Five patterns across recovery cases
Crisis precedes reform.
Voluntary fragility reduction is rare. Most meaningful reform follows acute systemic failure that forces consensus.
Multi-pillar reforms last.
Single-pillar reforms tend to be reversed within a generation. Acting on all four simultaneously persists.
External anchoring helps.
Spain's EU accession, postwar reconstruction — countries that reformed with external discipline regressed less.
Reform takes a generation.
Score reduction takes 15–25 years. Bad for political timelines, accurate to how structural change works.
Reversal is faster than accumulation.
The US and UK have been undoing their postwar gains for 45 years. Maintaining reductions is harder than achieving them.
VI
What this can't tell us
It measures fragility, not health.
It doesn't capture civic trust, demographics, ecology, or mental health. Japan scores low but faces a demographic crisis the framework can't detect.
It's diagnostic, not predictive.
High scores indicate vulnerability, not imminent collapse. These conditions can persist for decades before something tips.
It conflates different kinds of collapse.
Roman dissolution and Venezuelan economic collapse are radically different events. The score doesn't tell you which kind of failure is approaching.
Institutional measurement lags real-time conditions.
The US score of 61.1 almost certainly underweights what has happened in 2025 and 2026. A velocity component is needed.
The calibration set is small.
Famous collapses are the anchors because they're famous. Negative controls — high-stress periods where collapse was avoided — need to be incorporated.
VII
How to use it

Read the pillars, not the score. Two countries at 61 can be fragile for completely different reasons. The pillars are where the diagnostic information lives.

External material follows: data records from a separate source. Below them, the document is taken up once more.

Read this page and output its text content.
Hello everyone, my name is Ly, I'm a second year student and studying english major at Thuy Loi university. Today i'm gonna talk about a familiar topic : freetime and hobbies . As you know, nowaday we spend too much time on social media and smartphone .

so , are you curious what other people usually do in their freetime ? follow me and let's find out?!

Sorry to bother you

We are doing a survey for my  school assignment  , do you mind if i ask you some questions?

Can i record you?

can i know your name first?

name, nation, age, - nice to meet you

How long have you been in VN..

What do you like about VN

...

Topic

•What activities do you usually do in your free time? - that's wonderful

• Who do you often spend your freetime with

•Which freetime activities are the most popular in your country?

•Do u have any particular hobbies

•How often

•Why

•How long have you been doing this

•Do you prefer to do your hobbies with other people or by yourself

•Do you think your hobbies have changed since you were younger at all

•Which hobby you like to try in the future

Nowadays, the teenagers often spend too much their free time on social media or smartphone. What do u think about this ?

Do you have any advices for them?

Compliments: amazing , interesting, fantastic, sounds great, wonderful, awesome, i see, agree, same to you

Watch the trajectory, not the snapshot. A country at 65 trending toward 80 is more concerning than a country at 75 trending toward 60. Direction matters more than level.

Use it to identify levers, not predict outcomes. Six countries have reduced their scores. They did so by acting on multiple pillars simultaneously. If you want to reform — at any scale — these are the levers with the strongest historical track record.

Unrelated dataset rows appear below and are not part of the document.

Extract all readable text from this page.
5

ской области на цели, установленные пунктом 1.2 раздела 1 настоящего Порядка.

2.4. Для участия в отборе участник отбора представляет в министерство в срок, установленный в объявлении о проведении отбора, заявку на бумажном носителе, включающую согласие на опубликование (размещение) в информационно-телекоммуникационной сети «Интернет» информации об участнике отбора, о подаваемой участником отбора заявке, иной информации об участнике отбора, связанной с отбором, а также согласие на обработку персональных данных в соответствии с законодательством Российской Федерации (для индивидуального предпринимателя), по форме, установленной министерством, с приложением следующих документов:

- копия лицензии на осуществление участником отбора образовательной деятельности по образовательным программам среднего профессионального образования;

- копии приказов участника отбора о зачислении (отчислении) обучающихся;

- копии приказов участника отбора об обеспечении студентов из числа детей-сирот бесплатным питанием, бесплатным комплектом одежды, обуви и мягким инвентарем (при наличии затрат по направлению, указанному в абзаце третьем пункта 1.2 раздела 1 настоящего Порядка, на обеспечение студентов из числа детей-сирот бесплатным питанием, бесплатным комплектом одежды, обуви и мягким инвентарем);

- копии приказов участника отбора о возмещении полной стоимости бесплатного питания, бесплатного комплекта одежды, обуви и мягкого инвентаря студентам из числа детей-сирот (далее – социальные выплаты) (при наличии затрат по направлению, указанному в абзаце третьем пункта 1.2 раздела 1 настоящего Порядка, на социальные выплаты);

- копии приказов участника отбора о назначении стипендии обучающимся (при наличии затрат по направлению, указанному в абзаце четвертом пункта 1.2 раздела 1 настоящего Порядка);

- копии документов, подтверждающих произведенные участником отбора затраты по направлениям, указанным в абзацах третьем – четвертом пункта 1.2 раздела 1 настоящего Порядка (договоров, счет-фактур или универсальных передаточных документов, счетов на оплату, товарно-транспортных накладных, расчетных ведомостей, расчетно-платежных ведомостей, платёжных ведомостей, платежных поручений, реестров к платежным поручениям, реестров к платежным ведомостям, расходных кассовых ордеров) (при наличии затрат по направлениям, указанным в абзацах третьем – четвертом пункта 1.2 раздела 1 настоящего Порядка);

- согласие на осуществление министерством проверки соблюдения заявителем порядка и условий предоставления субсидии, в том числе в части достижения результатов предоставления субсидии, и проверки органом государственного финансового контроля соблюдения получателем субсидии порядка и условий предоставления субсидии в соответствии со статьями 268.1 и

Hold it lightly. This is version 1.1. The calibration set needs to be larger. A velocity component should be added. A legal pluralism component should be added. Until then, this is a useful organizing tool — not an authoritative source of truth.

The bad news is that fragility usually requires crisis to reduce. The good news is that we know which levers to pull when the crisis arrives.